In sharp contrast, the Germans, all couples in their 50s or 60s, probably on a group tour, were just sitting there talking quietly. Most of the women had one of those single cellophane-wrapped roses that those indigent, itinerant and incredibly insistent street vendors were already selling back then.

At one point one of the young Brits was doing a parody of a kind of hoochie-coochie shimmy dance and cracking everyone up. To spice up his act, he reached over, grabbed the rose of the German lady nearest him and put it in his mouth like a tango dancer. It was funny for everyone except the rose’s rightful owner.

At the first opportunity, she lunged forward and grabbed her blossom back, possibly inflicting thorn damage, and then loudly and firmly told the guy, in surprisingly idiomatic English, to get lost. Only she didn’t exactly say “get lost.” The expression she used would be more properly spelled “#@%£ §##!”

Maybe I misheard. Maybe she was asking him if his name was “Chuck Goff.” Or maybe she was saying that she had been sick for a long time and had a “stuck cough.” Or pointing out that the plastic glasses of wine, on sale for the equivalent of about a dollar, were a “buck quaff.” Or that his dancing style would make a “duck scoff.”

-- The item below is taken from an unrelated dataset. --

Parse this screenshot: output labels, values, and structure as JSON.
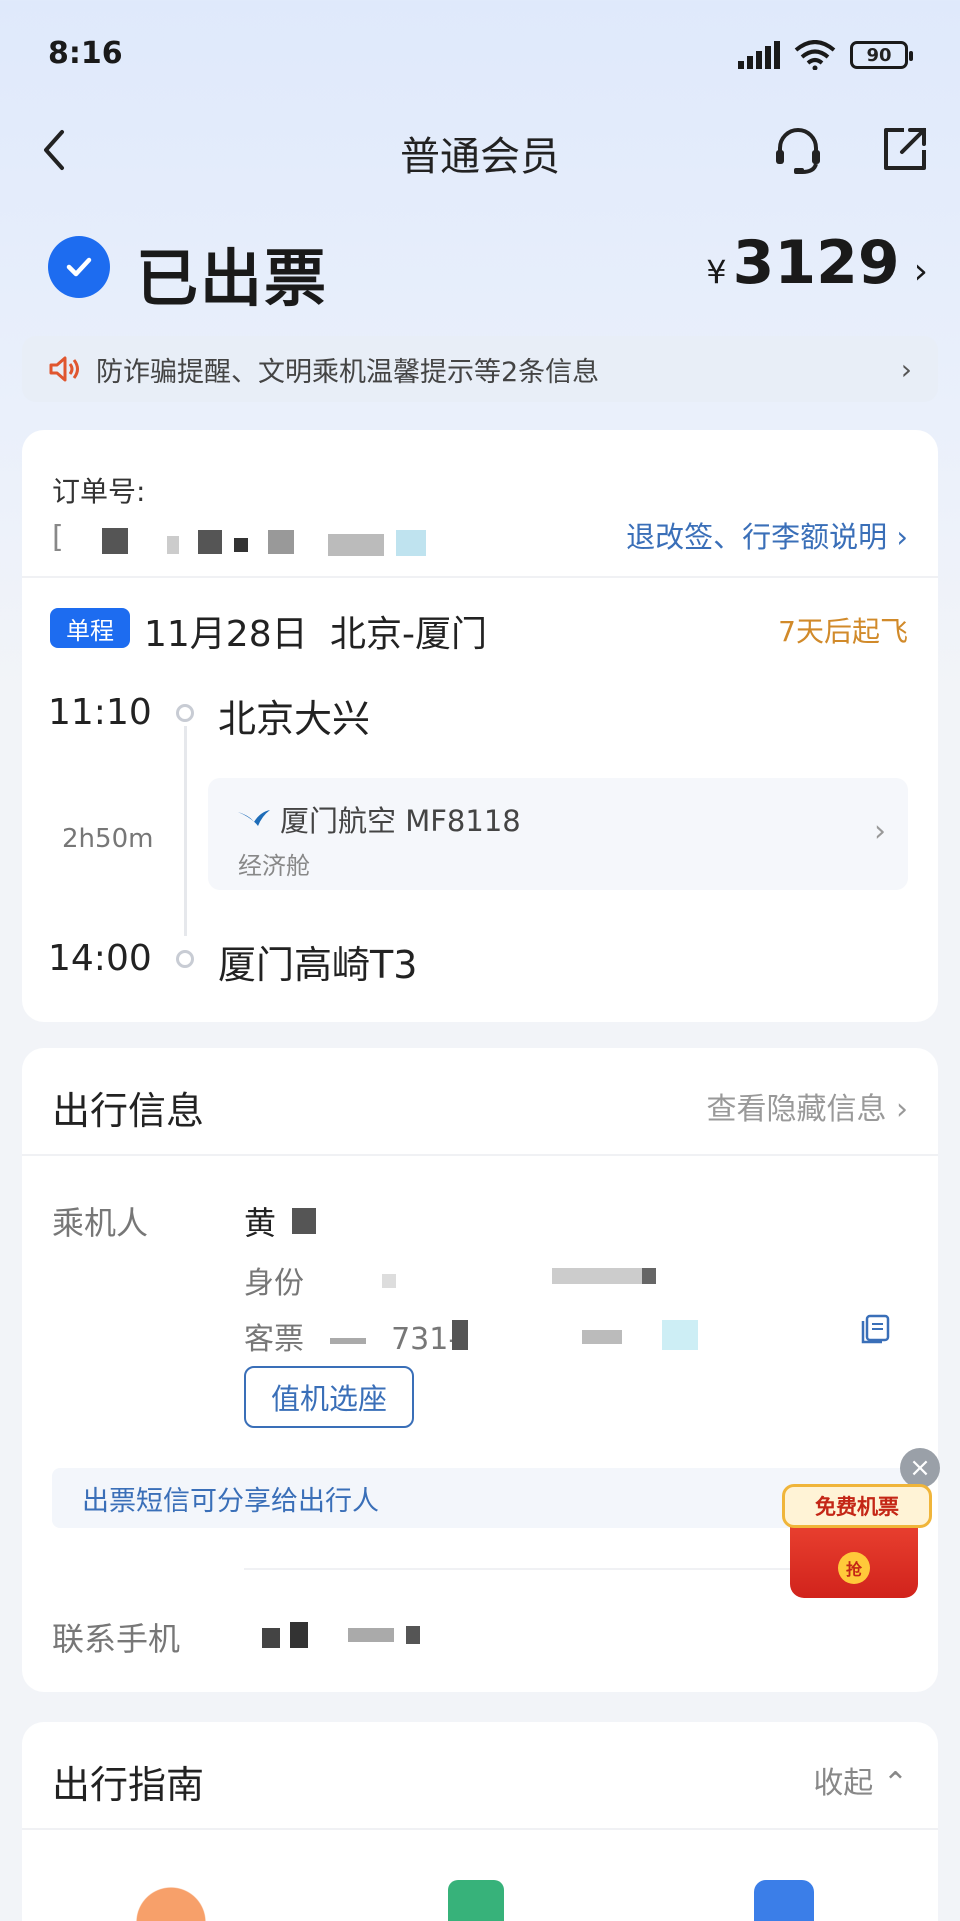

In any case, she was really mad. But get this: instead of delivering a perfunctory apology, or just ignoring her completely, as most people would have done, the young man went over to her and said, very calmly and politely, “Excuse me, did you just tell me to “#@%£ §##?”

There then ensued a short conversation that I couldn’t overhear but that I wish I had, because I would love to know how he did it: one minute later that kid was waltzing across the dance floor with that woman in his arms, smiling and cracking jokes and making her laugh her head off. Obviously, he had launched and maintained a barrage of bonhomie that no one could resist. Putting his own ego aside, he had transcended generational and national-cultural differences in order to quickly and handily transform a belligerent confrontation into a pleasurable experience for all concerned.

It is nearly impossible to put into words how much I admired that guy. But I’ll try: I admired that guy. A lot. Seriously, I wish I had his people skills and he had my mortgage. This was some time ago, and he is no doubt putting his special powers to use in the workforce now (and paying his own mortgage). I sincerely hope that he’s in the UK diplomatic corps, although sometimes I wonder if he stayed in Paris – and became a motivational speaker for rose sellers.